Author Topic: Number of files in one folder  (Read 2188 times)

JohnZeman

  • Global Moderator
  • *****
  • Posts: 1451
  • I'm too damn old to act my age.
Number of files in one folder
« on: November 06, 2017, 03:08:57 AM »
Recently I have been making a lot of changes to the structure of my database and tonight it occurred to me that if I moved all of my files (all JPGs) into 1 single folder, that it would simplify my workflow significantly.  Right now I have just under 60,000 photos in my database.

I know technically I can move all 60,000 photos into one folder with IMatch, my question is from a performance standpoint would that be a smart thing to do?

I doubt if my database will ever exceed 100,000 total.

Edit: I forgot to add my system is Windows 10 with NTFS drives.
« Last Edit: November 06, 2017, 03:34:24 AM by JohnZeman »

jch2103

  • Oldtimer
  • ****
  • Posts: 2243
Re: Number of files in one folder
« Reply #1 on: November 06, 2017, 04:48:27 AM »
John

Mario

  • IMatch Developer
  • Administrator
  • *****
  • Posts: 29760
Re: Number of files in one folder
« Reply #2 on: November 06, 2017, 09:04:09 AM »
I would advice against such a thing.
Windows still has issues with folders containing more than a few thousand files. You may notice big lags in Windows Explorer, for example.
Also routines used by IMatch which work by the file system become slower the more files are in a folder.
IMatch would also load information about 60,000 files from the database whenever you click on that folder in your database. This can be slow, depending on your file window layout etc.

If you think this would simplify your workflow, at least add a second level of folders, maybe based on the file year or similar. A few thousand files per folder is OK.

JohnZeman

  • Global Moderator
  • *****
  • Posts: 1451
  • I'm too damn old to act my age.
Re: Number of files in one folder
« Reply #3 on: November 06, 2017, 04:53:13 PM »
Thanks guys, and Mario I'm not surprised by what you said but I wanted to ask.

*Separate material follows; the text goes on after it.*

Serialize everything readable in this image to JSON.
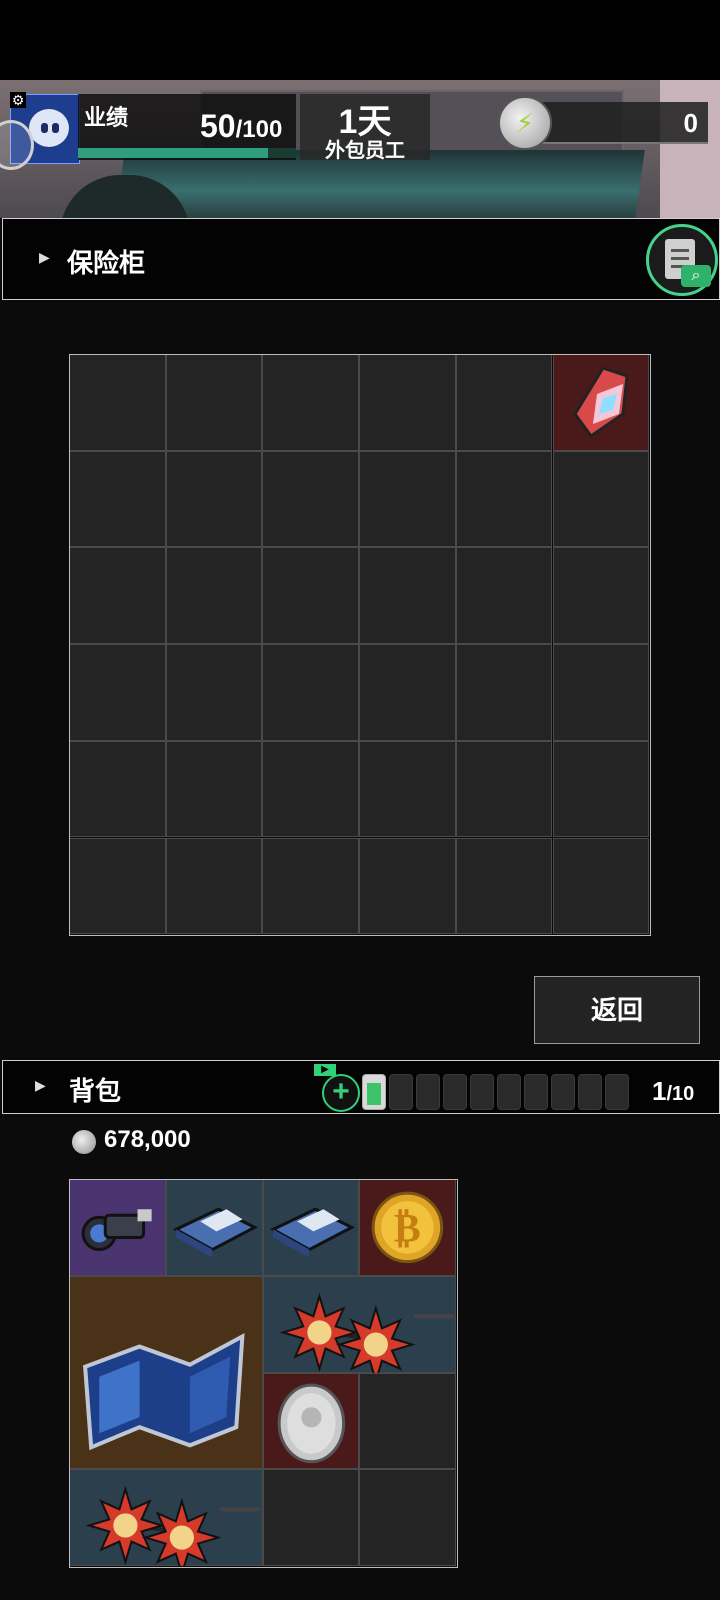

The reason I even considered this is because I'm always wary of the possibility of my adding a reprocessed photo to my database but putting it in the wrong folder which would create a virtual duplicate of the original.  I call it a virtual duplicate because it wouldn't be a true binary duplicate since the original had been reprocessed then added to the database with the intention of replacing the original.

So I'm trying to come up with the best way to check for duplicate file names throughout the database.  I know there are ways to do this, it's just a matter of using the best way.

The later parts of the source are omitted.